Importantly, instruction fine-tuning does not significantly increase computing costs like model scale expansion. For example, for PaLM 540B, instruction fine-tuning only requires 0.2% of pre-training calculations, but it can Improves the normalized average across evaluation benchmarks by 9.4%. Small models that use directive nudges can sometimes outperform larger models without nudges.
For these reasons, researchers recommend instruction fine-tuning for almost all pre-trained language models.
The above is the detailed content of 3 billion outperformed GPT-3's 175 billion. Google's new model caused heated discussion, but it got Hinton's age wrong.. For more information, please follow other related articles on the PHP Chinese website!

Introduction Suppose there is a farmer who daily observes the progress of crops in several weeks. He looks at the growth rates and begins to ponder about how much more taller his plants could grow in another few weeks. From th

Soft AI — defined as AI systems designed to perform specific, narrow tasks using approximate reasoning, pattern recognition, and flexible decision-making — seeks to mimic human-like thinking by embracing ambiguity. But what does this mean for busine

The answer is clear—just as cloud computing required a shift toward cloud-native security tools, AI demands a new breed of security solutions designed specifically for AI's unique needs. The Rise of Cloud Computing and Security Lessons Learned In th

Entrepreneurs and using AI and Generative AI to make their businesses better. At the same time, it is important to remember generative AI, like all technologies, is an amplifier – making the good great and the mediocre, worse. A rigorous 2024 study o

Unlock the Power of Embedding Models: A Deep Dive into Andrew Ng's New Course Imagine a future where machines understand and respond to your questions with perfect accuracy. This isn't science fiction; thanks to advancements in AI, it's becoming a r

Large Language Models (LLMs) and the Inevitable Problem of Hallucinations You've likely used AI models like ChatGPT, Claude, and Gemini.
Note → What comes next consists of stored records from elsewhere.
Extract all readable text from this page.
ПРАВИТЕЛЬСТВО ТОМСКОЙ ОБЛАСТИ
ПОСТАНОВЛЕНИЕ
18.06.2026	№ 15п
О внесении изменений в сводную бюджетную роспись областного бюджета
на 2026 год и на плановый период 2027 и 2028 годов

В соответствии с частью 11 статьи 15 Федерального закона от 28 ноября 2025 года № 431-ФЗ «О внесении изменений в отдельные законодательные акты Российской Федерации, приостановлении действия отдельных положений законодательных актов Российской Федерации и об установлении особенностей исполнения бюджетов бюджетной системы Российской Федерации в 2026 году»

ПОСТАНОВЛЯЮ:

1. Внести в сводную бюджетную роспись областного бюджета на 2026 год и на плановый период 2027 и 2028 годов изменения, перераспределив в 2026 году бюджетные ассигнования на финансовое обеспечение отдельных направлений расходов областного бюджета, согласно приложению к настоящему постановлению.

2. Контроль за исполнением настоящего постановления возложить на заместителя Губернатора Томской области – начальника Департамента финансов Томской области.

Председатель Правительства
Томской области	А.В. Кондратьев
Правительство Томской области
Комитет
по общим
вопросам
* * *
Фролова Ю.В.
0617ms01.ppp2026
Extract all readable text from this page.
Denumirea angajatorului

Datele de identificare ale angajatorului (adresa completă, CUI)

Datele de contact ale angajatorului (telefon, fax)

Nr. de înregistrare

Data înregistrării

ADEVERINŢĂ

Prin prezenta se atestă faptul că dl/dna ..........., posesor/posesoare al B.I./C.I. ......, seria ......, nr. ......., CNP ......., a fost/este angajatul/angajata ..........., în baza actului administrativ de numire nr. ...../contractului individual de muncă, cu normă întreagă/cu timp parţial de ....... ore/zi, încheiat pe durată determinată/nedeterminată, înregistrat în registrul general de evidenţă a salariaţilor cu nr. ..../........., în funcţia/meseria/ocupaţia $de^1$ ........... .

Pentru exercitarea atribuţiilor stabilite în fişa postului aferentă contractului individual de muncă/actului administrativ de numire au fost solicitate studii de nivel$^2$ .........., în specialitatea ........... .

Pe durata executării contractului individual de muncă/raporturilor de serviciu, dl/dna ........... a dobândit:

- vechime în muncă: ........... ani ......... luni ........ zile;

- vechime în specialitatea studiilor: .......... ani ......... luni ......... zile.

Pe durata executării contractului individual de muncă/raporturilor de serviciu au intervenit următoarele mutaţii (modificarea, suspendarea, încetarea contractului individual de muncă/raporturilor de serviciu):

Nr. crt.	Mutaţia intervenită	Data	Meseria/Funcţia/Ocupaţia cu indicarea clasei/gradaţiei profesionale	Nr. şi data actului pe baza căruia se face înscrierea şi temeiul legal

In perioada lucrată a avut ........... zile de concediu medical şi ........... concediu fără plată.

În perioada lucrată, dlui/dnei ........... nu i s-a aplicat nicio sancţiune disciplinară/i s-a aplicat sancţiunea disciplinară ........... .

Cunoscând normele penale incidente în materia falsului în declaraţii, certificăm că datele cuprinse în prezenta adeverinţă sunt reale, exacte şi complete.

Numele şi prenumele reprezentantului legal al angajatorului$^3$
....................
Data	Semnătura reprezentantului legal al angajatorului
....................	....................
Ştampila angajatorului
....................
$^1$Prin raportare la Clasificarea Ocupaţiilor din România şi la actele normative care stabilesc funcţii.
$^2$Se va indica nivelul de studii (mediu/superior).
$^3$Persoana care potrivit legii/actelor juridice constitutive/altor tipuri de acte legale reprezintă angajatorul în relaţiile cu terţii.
These are all examples of Large Language Models (LLMs), powerful AI systems trained on massive text datasets to

Recent research has shown that AI Overviews can cause a whopping 15-64% decline in organic traffic, based on industry and search type. This radical change is causing marketers to reconsider their whole strategy regarding digital visibility. The New

A recent report from Elon University’s Imagining The Digital Future Center surveyed nearly 300 global technology experts. The resulting report, ‘Being Human in 2035’, concluded that most are concerned that the deepening adoption of AI systems over t


Hot AI Tools

Undresser.AI Undress
AI-powered app for creating realistic nude photos

AI Clothes Remover
Online AI tool for removing clothes from photos.

Undress AI Tool
Undress images for free

Clothoff.io
AI clothes remover

AI Hentai Generator
Generate AI Hentai for free.

Hot Article

Hot Tools

Zend Studio 13.0.1
Powerful PHP integrated development environment

DVWA
Damn Vulnerable Web App (DVWA) is a PHP/MySQL web application that is very vulnerable. Its main goals are to be an aid for security professionals to test their skills and tools in a legal environment, to help web developers better understand the process of securing web applications, and to help teachers/students teach/learn in a classroom environment Web application security. The goal of DVWA is to practice some of the most common web vulnerabilities through a simple and straightforward interface, with varying degrees of difficulty. Please note that this software

EditPlus Chinese cracked version
Small size, syntax highlighting, does not support code prompt function

SublimeText3 Mac version
God-level code editing software (SublimeText3)

Safe Exam Browser
Safe Exam Browser is a secure browser environment for taking online exams securely. This software turns any computer into a secure workstation. It controls access to any utility and prevents students from using unauthorized resources.